Au-delà de ce problème précis et douloureux, il faut souligner que les
difficultés auxquelles sont confrontées beaucoup de travailleuses et de
travailleurs relèvent aussi de problèmes d’ordre culturel, au sens large
du terme. Je citerai deux exemples :
1. Notre système scolaire est
encore antidémocratique, en ce sens qu’il favorise le maintien d’un
fonctionnement élitaire. Ainsi, en l’espace de 20 ou 30 ans, la
proportion des enfants d’ouvriers qui accèdent à l’Université n’a pas
fondamentalement changé.
2. Les employeurs ne cessent
d’affirmer qu’ils ont besoin de gens toujours mieux formés, mais dans le
même temps, ils rechignent à créer les conditions permettant d’élever
les qualifications de la main-d’œuvre.

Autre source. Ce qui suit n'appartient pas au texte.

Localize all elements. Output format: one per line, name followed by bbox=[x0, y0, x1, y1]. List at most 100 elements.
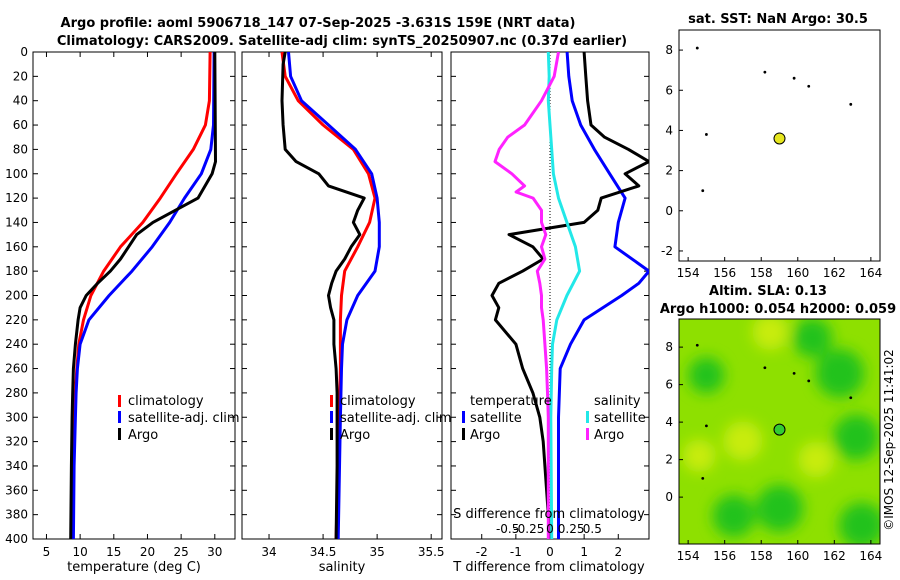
legend-marker-argo bbox=[118, 428, 121, 440]
legend-marker-satellite bbox=[118, 411, 121, 423]
y-tick-label: 40 bbox=[13, 94, 28, 108]
legend-t-argo: Argo bbox=[470, 428, 500, 443]
legend-argo: Argo bbox=[128, 428, 158, 443]
series-line-argo bbox=[280, 52, 366, 539]
depth-ticks: 0 20 40 60 80 100 120 140 160 180 200 220 240 260 280 3… bbox=[5, 45, 235, 546]
island-marker bbox=[792, 76, 796, 80]
y-tick-label: 180 bbox=[5, 264, 28, 278]
legend-header-temperature: temperature bbox=[470, 394, 552, 409]
series-line-argo bbox=[69, 52, 217, 539]
legend-satellite: satellite-adj. clim bbox=[340, 411, 452, 426]
s-difference-label: S difference from climatology bbox=[453, 507, 645, 522]
legend-marker-argo bbox=[330, 428, 333, 440]
salinity-x-ticks: 34 34.5 35 35.5 bbox=[242, 51, 445, 559]
legend-climatology: climatology bbox=[128, 394, 204, 409]
lat-tick-label: -2 bbox=[661, 244, 673, 258]
island-marker bbox=[763, 70, 767, 74]
lon-tick-label: 156 bbox=[713, 549, 736, 563]
figure-title-line2: Climatology: CARS2009. Satellite-adj cli… bbox=[57, 34, 627, 49]
x-tick-label: 35.5 bbox=[418, 545, 445, 559]
lon-tick-label: 164 bbox=[859, 266, 882, 280]
island-marker bbox=[763, 366, 767, 370]
salinity-panel: 34 34.5 35 35.5 climatology satellite-adj. … bbox=[241, 51, 452, 575]
legend-marker-satellite bbox=[330, 411, 333, 423]
temperature-legend: climatology satellite-adj. clim Argo bbox=[118, 394, 240, 443]
sla-anomaly-patch bbox=[682, 439, 716, 473]
temperature-xlabel: temperature (deg C) bbox=[67, 560, 201, 575]
legend-climatology: climatology bbox=[340, 394, 416, 409]
y-tick-label: 140 bbox=[5, 215, 28, 229]
island-marker bbox=[849, 396, 853, 400]
legend-satellite: satellite-adj. clim bbox=[128, 411, 240, 426]
y-tick-label: 340 bbox=[5, 459, 28, 473]
x-tick-label: 30 bbox=[207, 545, 222, 559]
sla-map-panel: Altim. SLA: 0.13 Argo h1000: 0.054 h2000… bbox=[660, 284, 896, 563]
island-marker bbox=[701, 189, 705, 193]
legend-marker-s-argo bbox=[586, 428, 589, 440]
temperature-lines bbox=[69, 52, 217, 539]
figure-title-line1: Argo profile: aoml 5906718_147 07-Sep-20… bbox=[61, 16, 576, 31]
y-tick-label: 380 bbox=[5, 508, 28, 522]
sst-map-panel: sat. SST: NaN Argo: 30.5 154 156 158 160 162… bbox=[661, 12, 882, 280]
legend-s-satellite: satellite bbox=[594, 411, 646, 426]
x-tick-label: 5 bbox=[43, 545, 51, 559]
y-tick-label: 260 bbox=[5, 362, 28, 376]
y-tick-label: 60 bbox=[13, 118, 28, 132]
series-line-satellite-adj-clim bbox=[71, 52, 216, 539]
lon-tick-label: 154 bbox=[677, 549, 700, 563]
lon-tick-label: 162 bbox=[823, 266, 846, 280]
island-marker bbox=[695, 343, 699, 347]
y-tick-label: 400 bbox=[5, 532, 28, 546]
copyright-timestamp: ©IMOS 12-Sep-2025 11:41:02 bbox=[882, 349, 896, 531]
island-marker bbox=[695, 46, 699, 50]
lat-tick-label: 0 bbox=[665, 204, 673, 218]
s-tick-label: 0.5 bbox=[583, 522, 602, 536]
sla-field-features bbox=[682, 319, 880, 544]
lon-tick-label: 158 bbox=[750, 549, 773, 563]
s-tick-label: -0.25 bbox=[513, 522, 544, 536]
series-line-climatology bbox=[71, 52, 212, 539]
x-tick-label: 20 bbox=[140, 545, 155, 559]
sst-map-content bbox=[695, 46, 853, 193]
legend-marker-climatology bbox=[330, 395, 333, 407]
sla-anomaly-patch bbox=[723, 421, 763, 461]
series-line-climatology bbox=[280, 52, 377, 539]
salinity-lines bbox=[280, 52, 381, 539]
lon-tick-label: 160 bbox=[786, 549, 809, 563]
lon-tick-label: 156 bbox=[713, 266, 736, 280]
sst-map-ticks: 154 156 158 160 162 164 -2 0 2 4 6 8 bbox=[661, 43, 882, 280]
lon-tick-label: 154 bbox=[677, 266, 700, 280]
salinity-legend: climatology satellite-adj. clim Argo bbox=[330, 394, 452, 443]
legend-t-satellite: satellite bbox=[470, 411, 522, 426]
lat-tick-label: 2 bbox=[665, 453, 673, 467]
sla-anomaly-patch bbox=[838, 502, 880, 544]
y-tick-label: 320 bbox=[5, 435, 28, 449]
lat-tick-label: 4 bbox=[665, 415, 673, 429]
lon-tick-label: 158 bbox=[750, 266, 773, 280]
t-difference-xlabel: T difference from climatology bbox=[452, 560, 645, 575]
difference-legend: temperature salinity satellite Argo sate… bbox=[462, 394, 646, 443]
island-marker bbox=[705, 424, 708, 428]
sla-anomaly-patch bbox=[752, 319, 789, 351]
island-marker bbox=[701, 476, 705, 480]
x-tick-label: 34 bbox=[261, 545, 276, 559]
s-difference-ticks: -0.5-0.25 0 0.250.5 bbox=[496, 522, 602, 536]
island-marker bbox=[849, 102, 853, 106]
sla-map-title-line1: Altim. SLA: 0.13 bbox=[709, 284, 827, 299]
legend-marker-t-argo bbox=[462, 428, 465, 440]
series-line-satellite-adj-clim bbox=[287, 52, 381, 539]
y-tick-label: 120 bbox=[5, 191, 28, 205]
legend-marker-climatology bbox=[118, 395, 121, 407]
sla-map-content bbox=[695, 343, 853, 480]
sla-map-ticks: 154 156 158 160 162 164 0 2 4 6 8 bbox=[665, 340, 882, 563]
series-line-s-satellite bbox=[546, 52, 582, 539]
sla-anomaly-patch bbox=[688, 357, 725, 394]
x-tick-label: 34.5 bbox=[310, 545, 337, 559]
sla-anomaly-patch bbox=[755, 484, 804, 532]
y-tick-label: 240 bbox=[5, 337, 28, 351]
legend-marker-t-satellite bbox=[462, 411, 465, 423]
island-marker bbox=[807, 84, 811, 88]
island-marker bbox=[705, 133, 708, 136]
island-marker bbox=[792, 371, 796, 375]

De ce point de vue, le syndicat
FTMH a récemment réussi une percée historique, en obtenant l’inscription
d’un congé de formation annuel et payé dans la nouvelle convention
collective de travail (CCT) de l’horlogerie. Dans les mois et les années
à venir, les syndicats vont se battre pour obtenir un tel congé de
formation dans toutes les branches de l’économie.
Avec ces quelques propos, j’espère
vous avoir montré que le combat social est aussi un combat cultuel,
l’inverse étant tout aussi vrai. Autant dire que nous avons encore
beaucoup de choses à faire ensemble.